The Easel

7th March 2023

Wangechi Mutu Stages a Family Reunion

Mutu gained prominence with her figurative collages but her sculptures have lifted her reputation further. Many of these works address the legacy of colonialism or gender violence and have the ability to unsettle. The contrast of materials like Nairobi clay in a gleaming New York museum just adds to a sense of disruption. That pleases Mutu – “my work marries the beautiful and the grotesque, because [this is] what my country is about.” One of the top 10 shows of the year, says one critic.

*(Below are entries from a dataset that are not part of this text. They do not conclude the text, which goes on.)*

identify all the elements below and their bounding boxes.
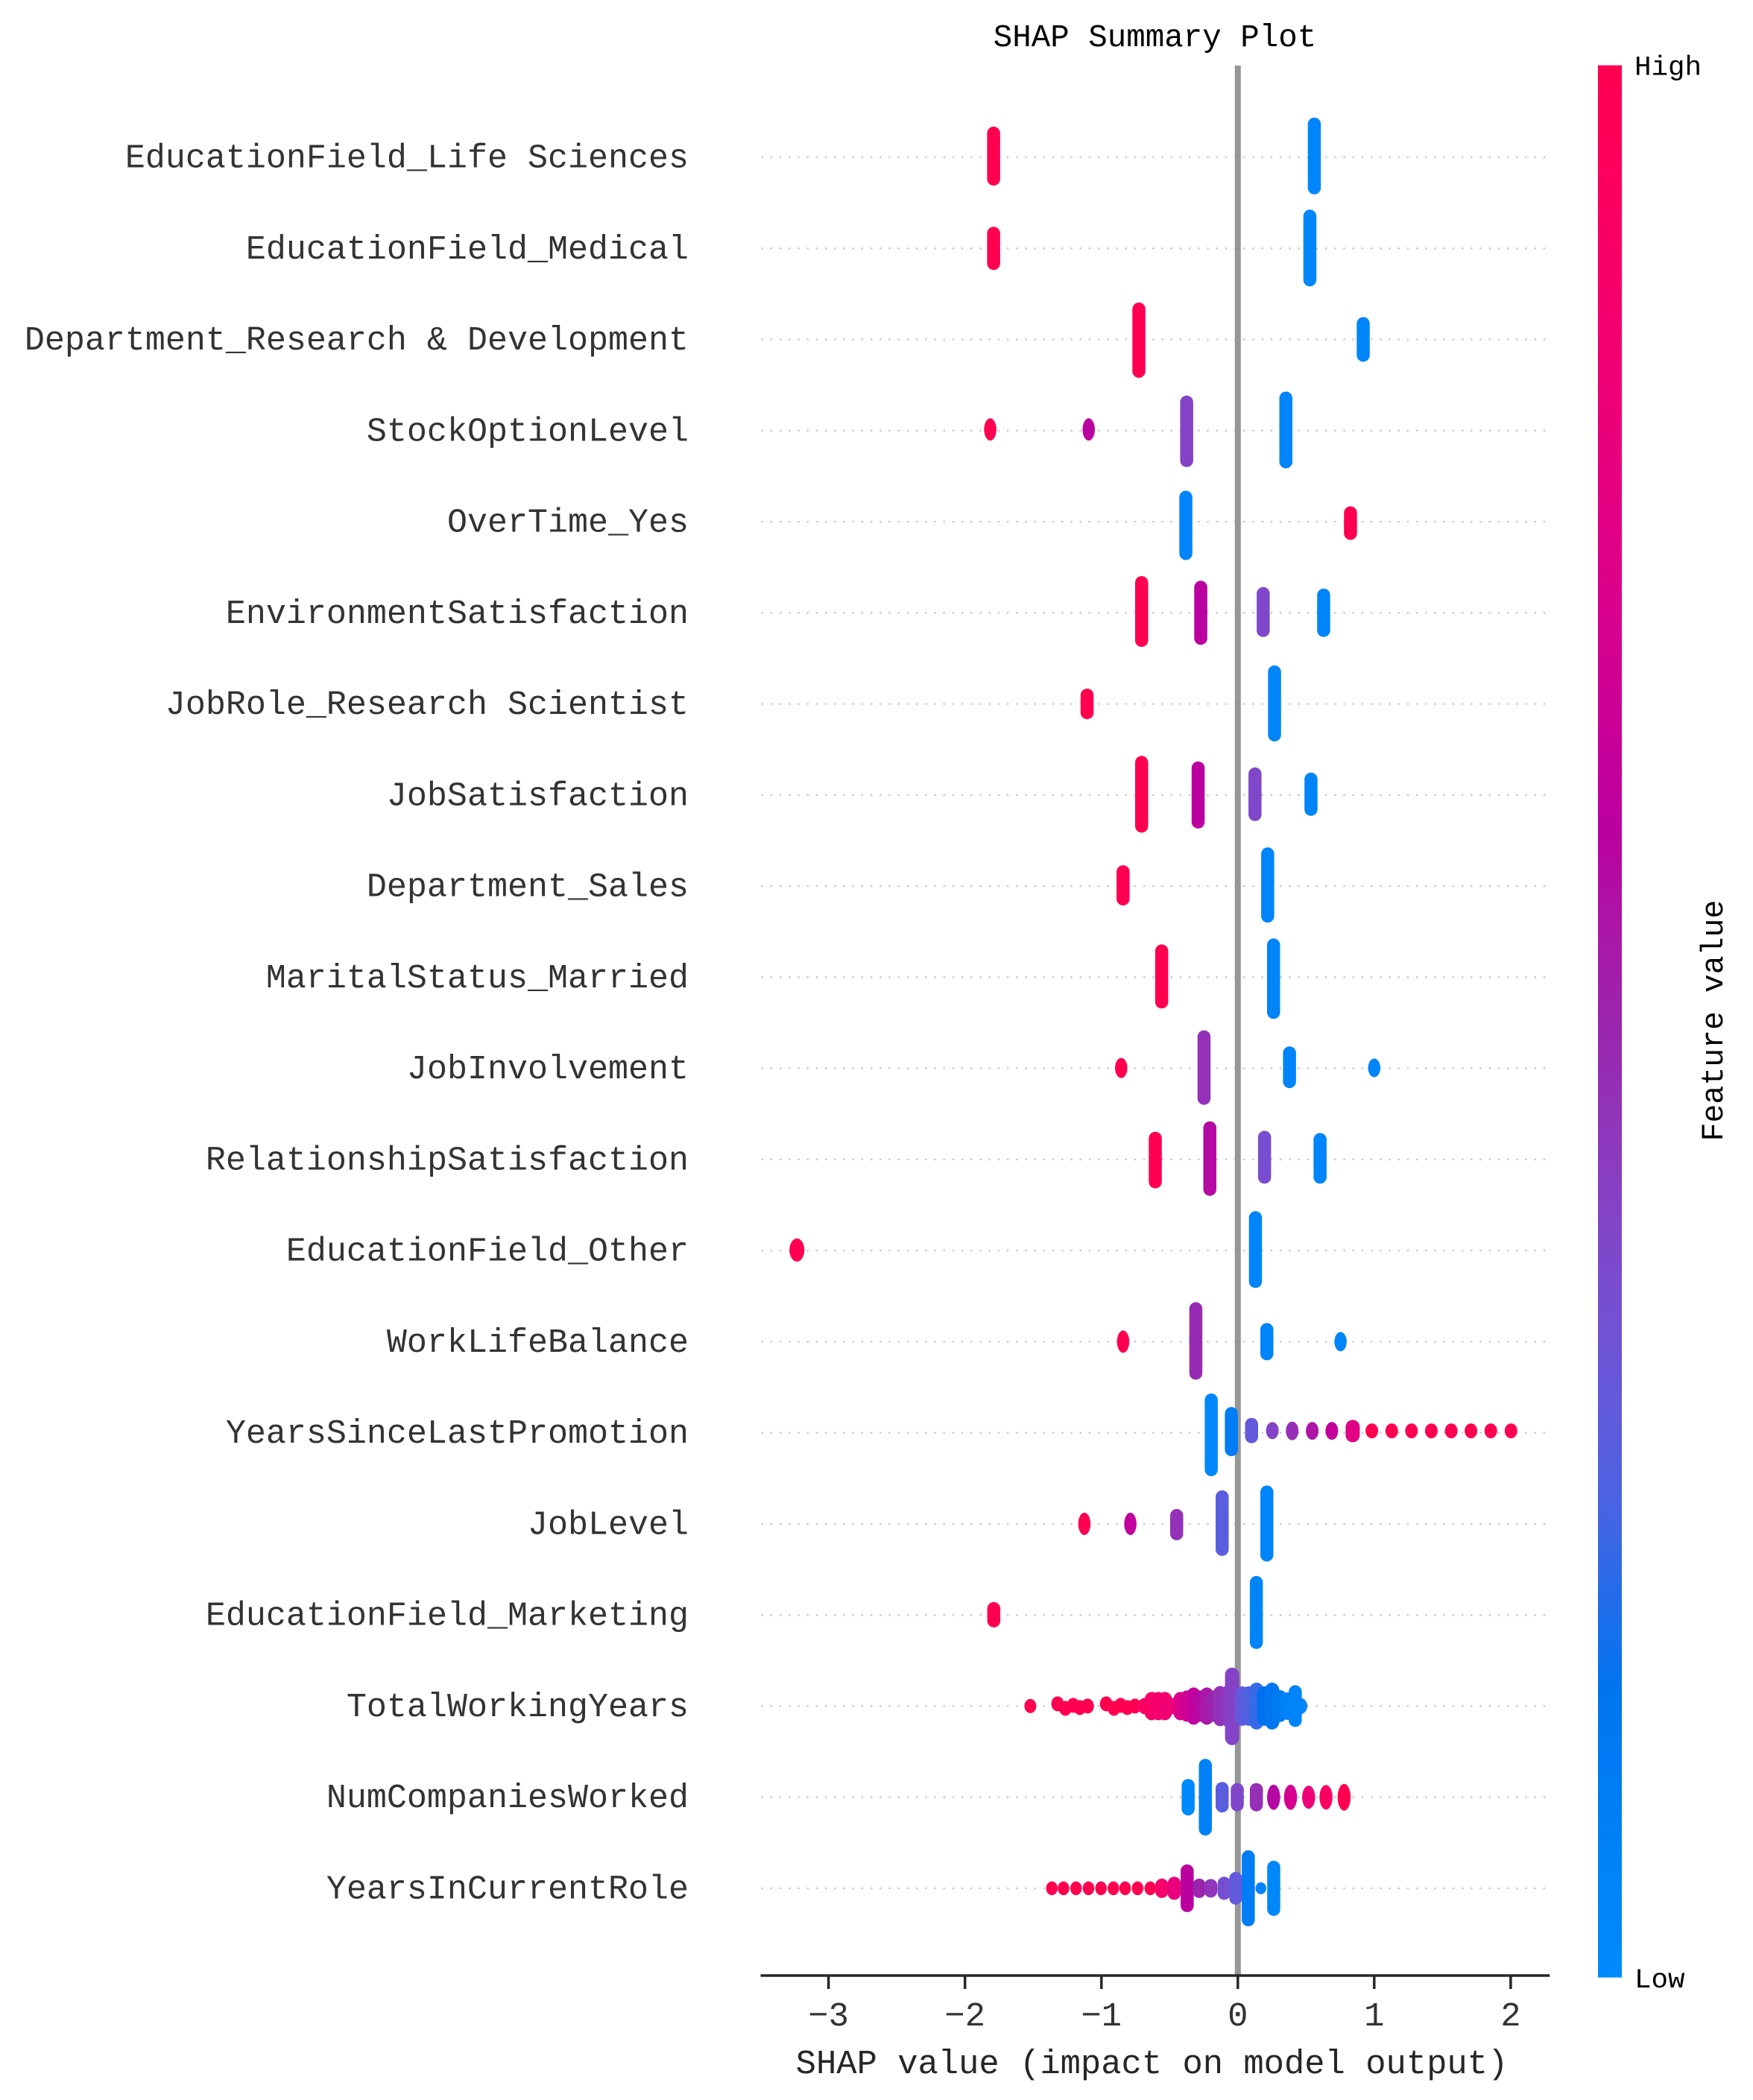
svg-text:StockOptionLevel: StockOptionLevel: [367, 413, 689, 451]
svg-text:JobInvolvement: JobInvolvement: [407, 1051, 689, 1089]
svg-text:Department_Sales: Department_Sales: [367, 869, 689, 907]
svg-text:EducationField_Life Sciences: EducationField_Life Sciences: [125, 140, 689, 178]
svg-text:NumCompaniesWorked: NumCompaniesWorked: [326, 1780, 689, 1818]
svg-text:Low: Low: [1634, 1965, 1685, 1996]
svg-text:−1: −1: [1081, 1997, 1122, 2036]
svg-text:SHAP Summary Plot: SHAP Summary Plot: [994, 20, 1317, 56]
svg-text:WorkLifeBalance: WorkLifeBalance: [387, 1324, 689, 1362]
svg-text:RelationshipSatisfaction: RelationshipSatisfaction: [206, 1142, 689, 1180]
svg-text:YearsInCurrentRole: YearsInCurrentRole: [326, 1870, 689, 1908]
svg-text:SHAP value (impact on model ou: SHAP value (impact on model output): [796, 2045, 1509, 2084]
svg-text:EducationField_Medical: EducationField_Medical: [246, 231, 689, 269]
svg-text:EducationField_Marketing: EducationField_Marketing: [206, 1598, 689, 1636]
svg-text:1: 1: [1364, 1997, 1384, 2036]
svg-text:0: 0: [1228, 1997, 1248, 2036]
svg-text:2: 2: [1500, 1997, 1520, 2036]
svg-text:JobRole_Research Scientist: JobRole_Research Scientist: [165, 686, 689, 724]
svg-text:OverTime_Yes: OverTime_Yes: [447, 505, 689, 543]
svg-text:EducationField_Other: EducationField_Other: [286, 1233, 689, 1271]
svg-text:EnvironmentSatisfaction: EnvironmentSatisfaction: [226, 595, 689, 633]
svg-text:JobSatisfaction: JobSatisfaction: [387, 777, 689, 815]
svg-text:High: High: [1634, 53, 1702, 84]
svg-text:YearsSinceLastPromotion: YearsSinceLastPromotion: [226, 1415, 689, 1453]
svg-text:−2: −2: [944, 1997, 985, 2036]
svg-text:TotalWorkingYears: TotalWorkingYears: [347, 1689, 689, 1727]
svg-text:−3: −3: [808, 1997, 849, 2036]
svg-text:MaritalStatus_Married: MaritalStatus_Married: [266, 960, 689, 998]
svg-text:Feature value: Feature value: [1697, 900, 1732, 1142]
svg-text:Department_Research & Developm: Department_Research & Development: [25, 322, 689, 360]
svg-text:JobLevel: JobLevel: [528, 1506, 689, 1544]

The many faces of Tommy Kha

Kha’s family fled Vietnam, so he grew up in the US South. Unsurprisingly, a theme of his photography is the dislocated immigrant experience. He records the efforts of his family to conform to the American idea of “Asian-ness”, even though that Asian-ness is “an uncodified blob, like the ‘Asian’ section at a grocery store”. Kha thus thinks of his photography as both a “haunting, being possessed by the past” and an exorcism, “trying to create something new”. Images are here.

Pen to paper

Antwerp in the 1500’s was booming and its middle class wanted the finer things in life, including stained glass, tapestries and prints. These crafts all required preparatory drawings, leading the city to become a centre of graphic art.  Drawings became art works in their own right, depicting complex mythologies, religious themes and scenes from everyday life. This is, says the museum, a “once-in-a-lifetime” exhibition that shows how the Northern Renaissance “transformed daily life”.

28th February 2023

Enter the mesmerising, AI-driven world of artist Refik Anadol

Perhaps wanting to refresh its cutting-edge credentials, New York’s MoMA commissioned Anadol, a data artist(?) to create an AI artwork using images from its own collection.  This review of the resulting work has lots of “gee whizz” techno-speak but conspicuously little about its aesthetics. ChatGPT, when tasked by a magazine to review the piece, came back with eerily similar techno-speak. Yawns one critic, it’s “only a screensaver”. A video of Anadol’s installation is here.